For more details, or to register, see: http://www.ias.uwa.edu.au/masterclass/taylor
IAS/CMEMS Public Lecture: ‘The Trials of Joan of Arc’
This lecture will explore the two great trials of the celebrated French heroine, firstly at Rouen in 1431 while in the hands of her enemies and then between 1455 and 1456, when a posthumous investigation nullified the verdict of the original trial. Given the rejection of the original trial as a sham, it is natural that modern scholars have offered increasingly sophisticated analyses of the records of Joan’s public and private interrogations at Rouen in 1431; under such careful scrutiny, these sources raise fascinating questions regarding the ‘truthfulness’ of medieval records and of Joan’s story, as well as different kinds of insights into wider questions of religion and gender in late medieval society. Yet the records of the second trial have not received as careful attention, in large part because they remain pivotal to undermining the credibility of the original heresy trial. In this lecture, I will therefore turn the spotlight into the second trial, suggesting new ways in which scholars might approach these familiar records.
For more details, or to book a seat (this is a free public lecture, but RSVPs are requested), see: http://www.ias.uwa.edu.au/lectures/taylor
About Dr Craig Taylor
Craig Taylor is a Senior Lecturer in Medieval History at the University of York, and a Fellow of both the Société de l’Histoire de France and the Royal Historical Society. Craig is currently Chair of the Graduate Board of Studies in the Department of History at the University of York, and in October 2014will become Director of the internationally-renowned Centre for Medieval Studies.

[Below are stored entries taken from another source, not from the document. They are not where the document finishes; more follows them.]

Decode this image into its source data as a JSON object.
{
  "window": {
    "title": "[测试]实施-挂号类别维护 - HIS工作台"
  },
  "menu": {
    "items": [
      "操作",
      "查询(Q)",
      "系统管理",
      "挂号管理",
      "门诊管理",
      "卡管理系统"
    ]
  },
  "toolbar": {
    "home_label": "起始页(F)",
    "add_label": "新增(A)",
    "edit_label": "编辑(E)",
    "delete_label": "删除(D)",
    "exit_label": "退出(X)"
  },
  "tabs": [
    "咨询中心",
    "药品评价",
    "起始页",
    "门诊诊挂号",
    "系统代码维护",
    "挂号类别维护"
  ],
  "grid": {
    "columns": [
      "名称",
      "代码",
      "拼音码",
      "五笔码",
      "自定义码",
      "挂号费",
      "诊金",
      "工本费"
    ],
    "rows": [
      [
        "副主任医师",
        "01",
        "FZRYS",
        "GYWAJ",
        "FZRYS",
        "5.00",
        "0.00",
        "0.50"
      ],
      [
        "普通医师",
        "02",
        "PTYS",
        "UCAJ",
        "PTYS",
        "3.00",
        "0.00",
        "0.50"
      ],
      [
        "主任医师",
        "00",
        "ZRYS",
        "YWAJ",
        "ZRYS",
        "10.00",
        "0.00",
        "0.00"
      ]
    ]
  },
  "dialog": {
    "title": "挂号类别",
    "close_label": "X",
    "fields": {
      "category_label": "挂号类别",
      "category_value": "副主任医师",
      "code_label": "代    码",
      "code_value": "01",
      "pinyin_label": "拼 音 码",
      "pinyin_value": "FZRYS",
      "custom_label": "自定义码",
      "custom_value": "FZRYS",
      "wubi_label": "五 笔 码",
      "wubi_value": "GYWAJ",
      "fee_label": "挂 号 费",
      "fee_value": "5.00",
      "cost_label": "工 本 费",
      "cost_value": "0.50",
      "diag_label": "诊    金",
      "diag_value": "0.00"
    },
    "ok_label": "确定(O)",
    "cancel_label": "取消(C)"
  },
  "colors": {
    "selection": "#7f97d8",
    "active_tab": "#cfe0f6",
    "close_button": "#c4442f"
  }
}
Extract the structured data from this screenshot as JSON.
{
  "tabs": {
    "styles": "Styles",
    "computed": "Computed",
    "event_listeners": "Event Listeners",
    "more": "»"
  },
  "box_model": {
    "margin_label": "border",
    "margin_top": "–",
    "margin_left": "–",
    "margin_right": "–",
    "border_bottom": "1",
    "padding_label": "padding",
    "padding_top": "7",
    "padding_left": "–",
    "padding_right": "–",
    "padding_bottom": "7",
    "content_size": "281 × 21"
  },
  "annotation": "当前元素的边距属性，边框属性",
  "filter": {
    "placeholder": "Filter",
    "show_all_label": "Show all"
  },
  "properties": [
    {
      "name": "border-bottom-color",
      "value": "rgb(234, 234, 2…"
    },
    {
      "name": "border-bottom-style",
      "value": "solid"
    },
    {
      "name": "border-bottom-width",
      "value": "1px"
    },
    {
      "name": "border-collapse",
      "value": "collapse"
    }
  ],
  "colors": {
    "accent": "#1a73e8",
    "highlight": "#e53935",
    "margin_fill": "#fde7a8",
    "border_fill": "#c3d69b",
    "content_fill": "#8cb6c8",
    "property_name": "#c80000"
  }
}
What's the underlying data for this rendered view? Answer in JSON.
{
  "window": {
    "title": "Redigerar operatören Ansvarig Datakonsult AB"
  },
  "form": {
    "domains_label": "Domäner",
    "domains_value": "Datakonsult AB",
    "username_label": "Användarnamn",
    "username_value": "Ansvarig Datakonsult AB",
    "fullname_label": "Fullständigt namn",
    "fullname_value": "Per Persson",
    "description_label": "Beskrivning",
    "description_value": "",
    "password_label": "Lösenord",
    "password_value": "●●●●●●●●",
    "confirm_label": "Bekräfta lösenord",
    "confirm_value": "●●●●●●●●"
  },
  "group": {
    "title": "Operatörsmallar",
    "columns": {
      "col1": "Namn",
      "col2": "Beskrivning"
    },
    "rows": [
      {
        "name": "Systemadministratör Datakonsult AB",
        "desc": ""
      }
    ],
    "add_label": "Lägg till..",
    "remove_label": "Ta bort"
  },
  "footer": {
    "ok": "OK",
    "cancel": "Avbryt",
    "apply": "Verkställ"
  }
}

His research focuses upon the political, aristocratic and martial cultures of late medieval France and England, and in particular the intellectual and cultural representations of chivalry and warfare in the age of the Hundred Years War (1337-1453). His publications include Joan of Arc, La Pucelle (Manchester University Press, 2006), Debating the Hundred Years War: Pour ce que plusieurs (La loi salicque) & A declaracion of the trew and dewe title of Henrie VIII (Camden Series, 2007) and Chivalry and the Ideals of Knighthood in France during the Hundred Years War (Cambridge: Cambridge University Press, 2013).
Craig is also a co-investigator on a major AHRC-funded project on England’s Immigrants which runs until February 2015. This explores the extensive archival evidence about the names, origins, occupations and households of a significant number of foreigners who chose to make their lives and livelihoods in England in the era of the Hundred Years War, the Black Death and the Wars of the Roses. The project will contribute creatively to the longer-term history of immigration to England, and help to provide a deep historical and cultural context to contemporary debates over ethnicity, multiculturalism and national identity.